Der mitunter umständlich und manchem vielleicht sogar sinnfrei erscheinende Diskussions- und Meinungsaustauschprozess ist aber gerade einer der wichtigsten Merkmale unseres demokratischen Systems. Er trägt dazu bei, dass möglichst viele Ansichten, insbesondere wenn es sich um Ansichten von Minderheiten handelt, dennoch Eingang und Berücksichtigung in den Entscheidungsprozess finden. Bei der Demokratie geht es entgegen einer oberflächlichen Betrachtung im Kern schließlich nicht darum, dass die Mehrheit entscheidet, sondern dass bei dieser Entscheidung die Rechte der Unterliegenden, also der Minderheit gewahrt bleiben.

Und an dieser Stelle – so räume ich ein – gibt es tatsächlich auch in Malchow „noch Luft nach oben“. Sei es nun beim Austausch in den sozialen Medien oder in den politischen Gremien, so stünde es wohl uns allen gut zu Gesicht, andere Meinungen öfter mal schlicht zu akzeptieren. Das heißt nicht etwa, andere Meinungen nicht zu hinterfragen, nicht dagegen zu argumentieren oder sie gar übernehmen zu müssen. Den jeweils anderen aber zumindest anzuhören, ausreden zu lassen und nicht auf der persönlichen Ebene anzugreifen, sollte in jedem Fall aber gemeinsamer Konsens sein.

Umgekehrt gilt dann aber auch – und das möchte ich ebenfalls sehr deutlich sagen – dass einmal mehrheitlich demokratisch getroffene Entscheidungen akzeptiert werden sollten, auch wenn Sie gerade nicht die eigene Meinung im Detail wiedergeben oder ihr sogar diametral entgegenlaufen.
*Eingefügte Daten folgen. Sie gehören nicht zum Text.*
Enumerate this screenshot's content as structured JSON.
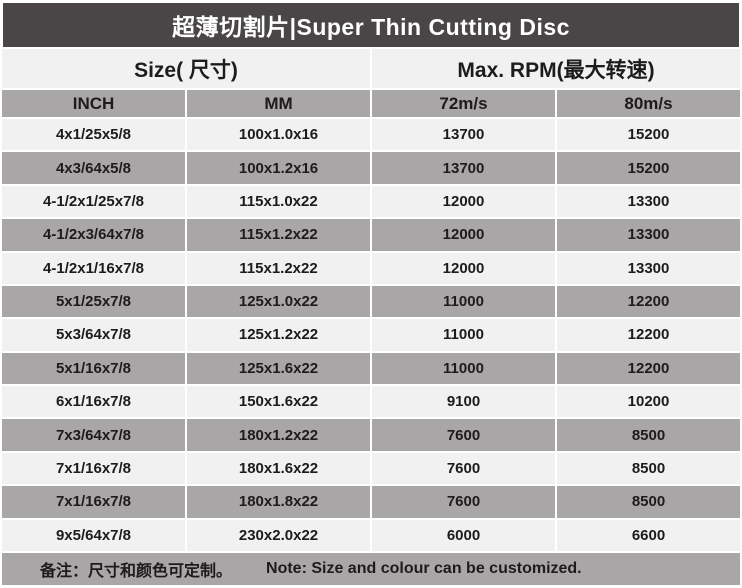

Der gemeinsamen Arbeit an der Zukunft unserer Stadt ist es sicherlich nicht zuträglich, wenn ohne sachliche Gründe einmal getroffenen Entscheidungen immer wieder in Frage gestellt oder angegriffen werden. Letztlich werden dadurch nicht nur finanzielle und erhebliche zeitliche Ressourcen vergeudet, sondern vor allem auch das Ehrenamt und das bürgerliche Engagement zusätzlich unattraktiv gestaltet.

Ich möchte Sie daher einladen, einladen zu etwas Gelassenheit in der politischen Auseinandersetzung mit anderen Ansichten und vielleicht auch noch ein klein wenig mehr Toleranz. Wie Sie vielleicht wissen, stammt das Wort Toleranz von lateinischen „tolerare“, das wörtlich soviel bedeutet wie ertragen. Ein Begriff der hier sehr gut zu passen scheint. Ertragen wir alle einfach ein wenig mehr Meinung und der Zusammenhalt, die Zusammenarbeit in unserer Stadt wird sich sicher auch nach außen erkennbar verbessern. Schließen teilen wir alle – und davon bin ich nach wie vor felsenfest überzeugt – ein gemeinsames Ziel: das Wohl und das Vorankommen unserer kleinen Inselstadt Malchow.

Lassen Sie mich abschließend noch kurz erklären, warum ich gerade heute diese Thematik aufgegriffen habe. In etwa einem halben Jahr stehen in unserem Land die Kommunalwahlen an. Und so hoffe ich, dass einige sich dann noch an meine heutigen Worte erinnern und auch im anstehenden Wahlkampf vielleicht das ein oder andere Mal einfach ertragen statt zu erwidern.

Und falls Sie mir persönlich sogar die Möglichkeit geben, auch im Rahmen des nächsten Neujahrsgesprächs wieder zu Ihnen sprechen zu dürfen, kann ich sagen, dass ich heute zumindest nicht ganz umsonst vor Ihnen gestanden habe.

Nun bedanke ich mich aber für Ihre Aufmerksamkeit wünsche uns allen noch eine schöne und interessante weitere Veranstaltung und Ihnen allen natürlich ein erfolgreiches, gesundes und vor allem glückliches neues Jahr!